Posts Tagged ‘linux’

clsplit: Combination of `split’ and `csplit’

Monday, August 15th, 2011

Recently, I need to process large numbers of SDF files and some of them are too big (>500MB) to load into memory altogether. A immediate solution is to split these big files into smaller chunks. The two commands, split and csplit, which come with Linux, seem incapable to meet this need. split is convenient to split a text file by lines; but a SDF file could contain many different molecular records and they do not have size, so split will break the integrity of the molecular records. One has to manually fix the head and tails of each result file. csplit is more flexible and can split a file according to patterns. But the weak point is that there is no way to specify how many matched patterns to skip before splitting. As a result, if I use “$$$$” as the record delimiter to csplit a SDF file, it will break each molecular record into a single file. There are just too many of them! That is not what I want. (One could use cat to concatenate them together, but it is too troublesome because of the large number of files).
I wrote this clsplit to meet this need. It is available at here. The basic idea behind this script is to simulate the fixing work after spliting the file by specifying number of lines. It can be called using the following syntax.
clsplit PATTERN line_number file_name
PATTERN must be a valid pattern for grep. For example, if i want to split a big SDF file, the following command can be used.
clsplit \$\$\$\$ 10000 my.sdf
The resulting files usually do not have an exact number of 10000 lines and who cares about an exact number of lines!
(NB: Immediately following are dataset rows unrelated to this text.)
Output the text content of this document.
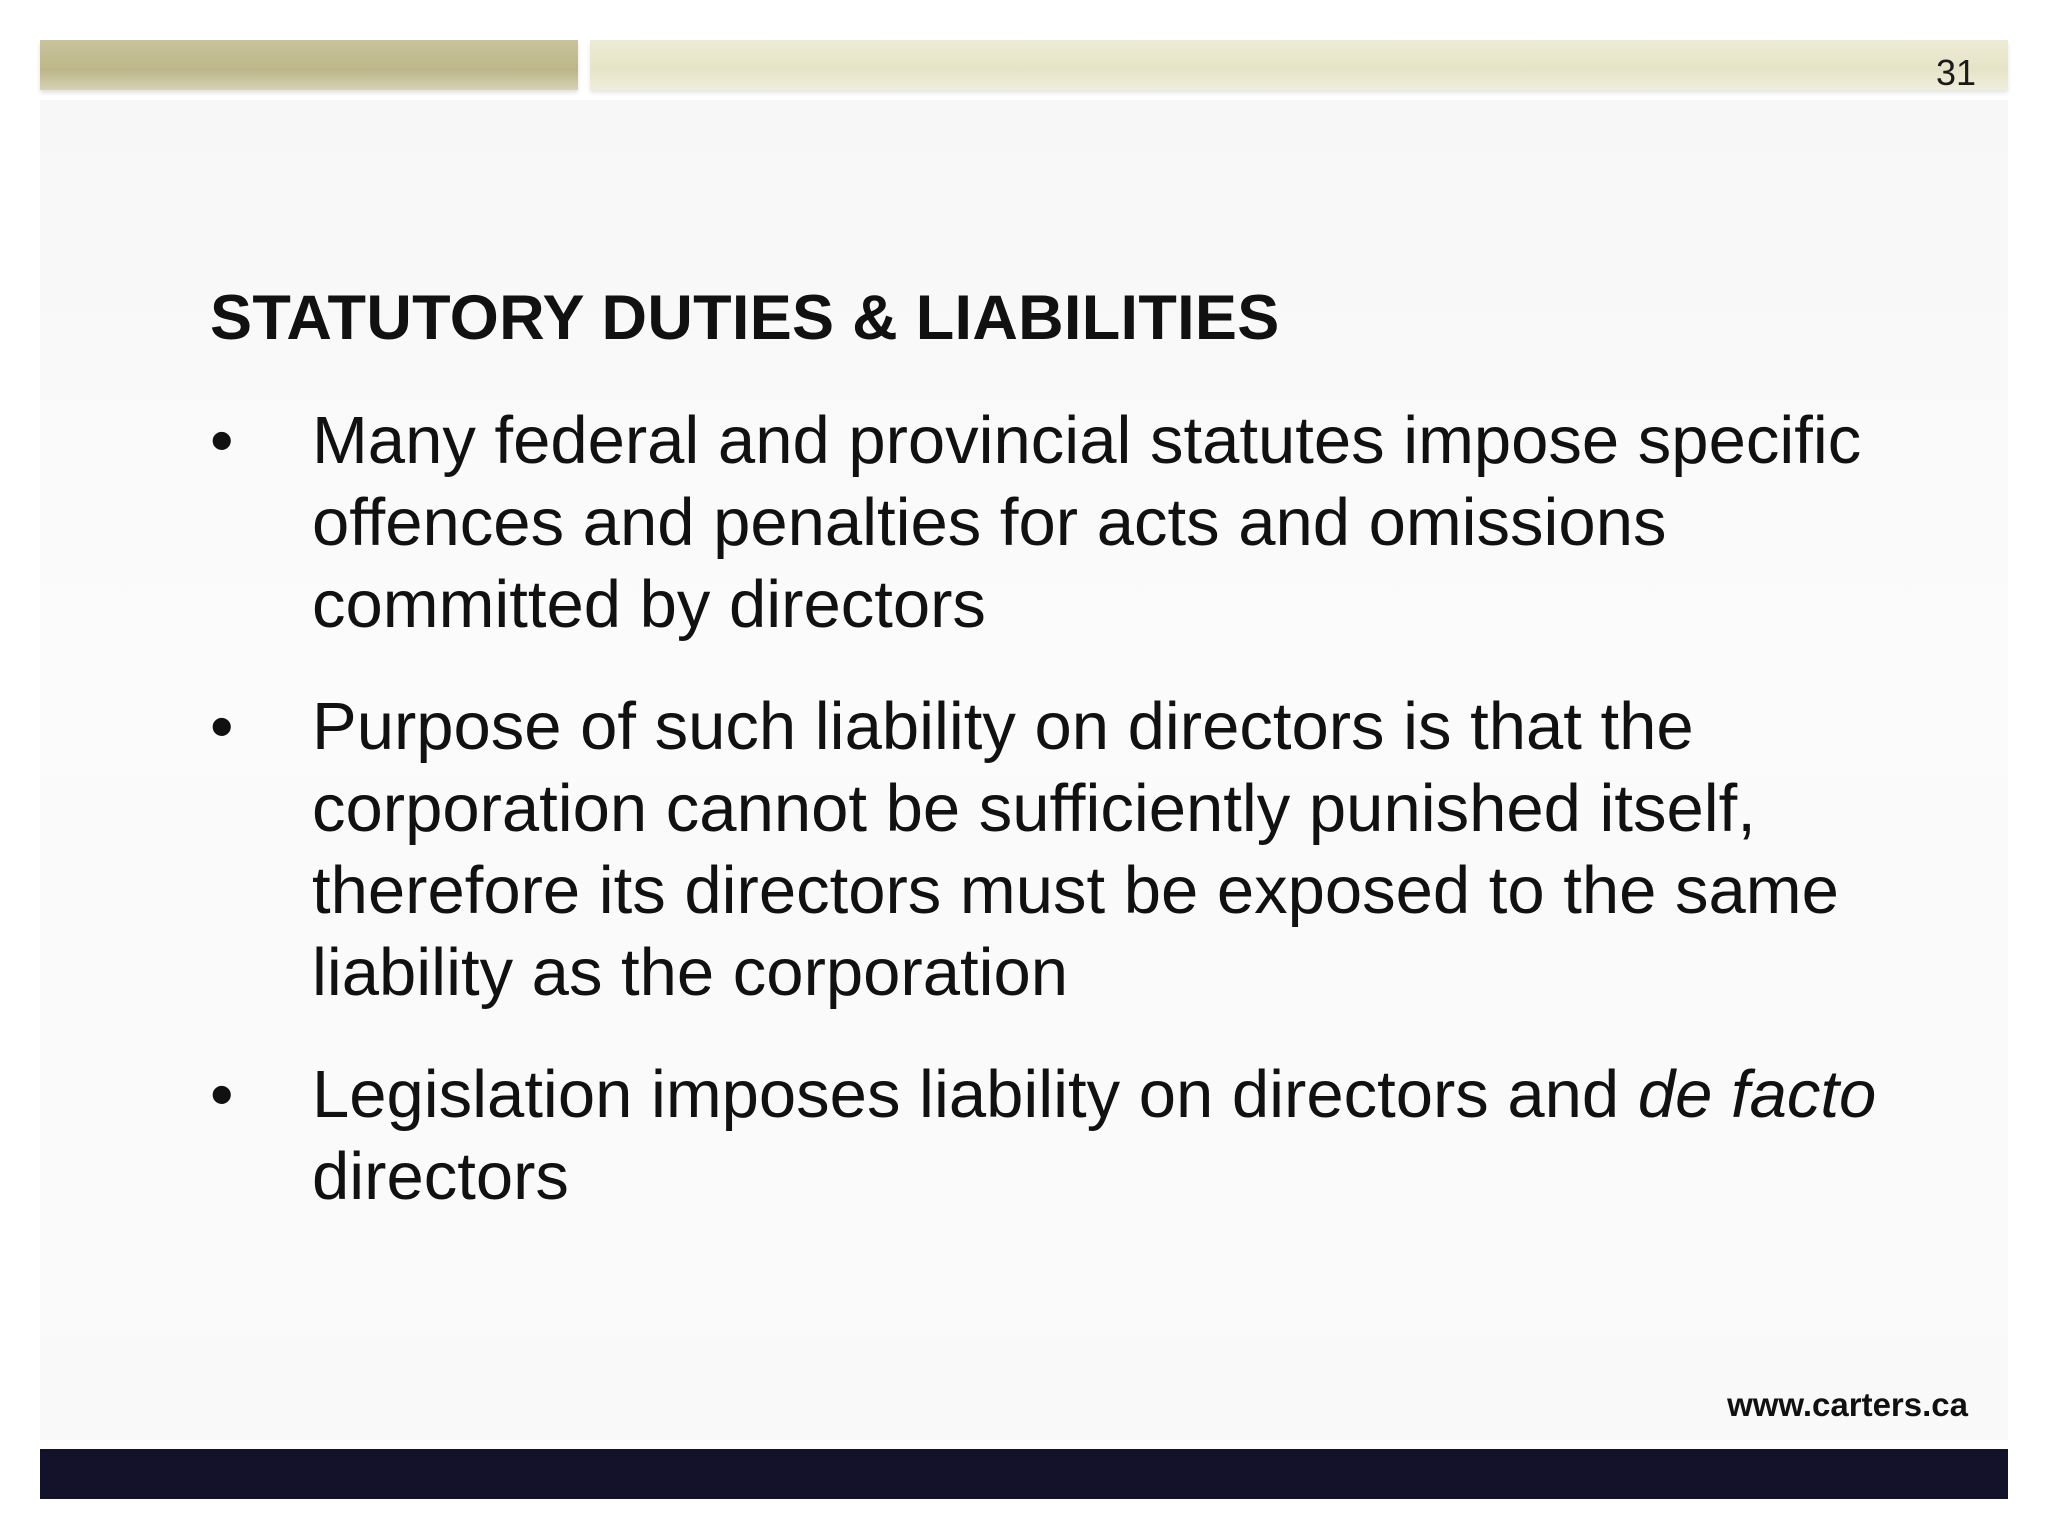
31
STATUTORY DUTIES & LIABILITIES
• Many federal and provincial statutes impose specific offences and penalties for acts and omissions committed by directors
• Purpose of such liability on directors is that the corporation cannot be sufficiently punished itself, therefore its directors must be exposed to the same liability as the corporation
• Legislation imposes liability on directors and de facto directors
www.carters.ca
More important is to preserve the integrity of each record.

umount: device is busy

Wednesday, July 27th, 2011

sometimes, when i try to umount a mounted device, the following error occurs.

xwang@node1 ~ $ umount /mnt/ps4000e/home
umount.nfs: /mnt/ps4000e/home: device is busy
umount.nfs: /mnt/ps4000e/home: device is busy

No one is logged in except myself which I do not use that directory and no other user’s job is running. It is really a mystery to figure out which process causes the “device is busy”. Use google, I found the solution at http://ocaoimh.ie/2008/02/13/how-to-umount-when-the-device-is-busy/.
The solution is to use fuser to find out.

xwang # fuser -m /mnt/ps4000e/home/
/mnt/ps4000e/home/: 7706c

See the manual man fuser for full description of this command. I guess 7706 is the process id which is currently uses the mounted device. Not sure the following letter ‘c’ stands for. So use ps to find out the process.

xwang # ps 7706
PID TTY STAT TIME COMMAND
7706 ? Ss 0:00 /usr/bin/orted --daemonize ....

Now the reason is obvious. I started an mpi job before and it does not end abnormally. The orted is the administration process started by root and it does not exit. So after the process was killed, the device was able to be detached.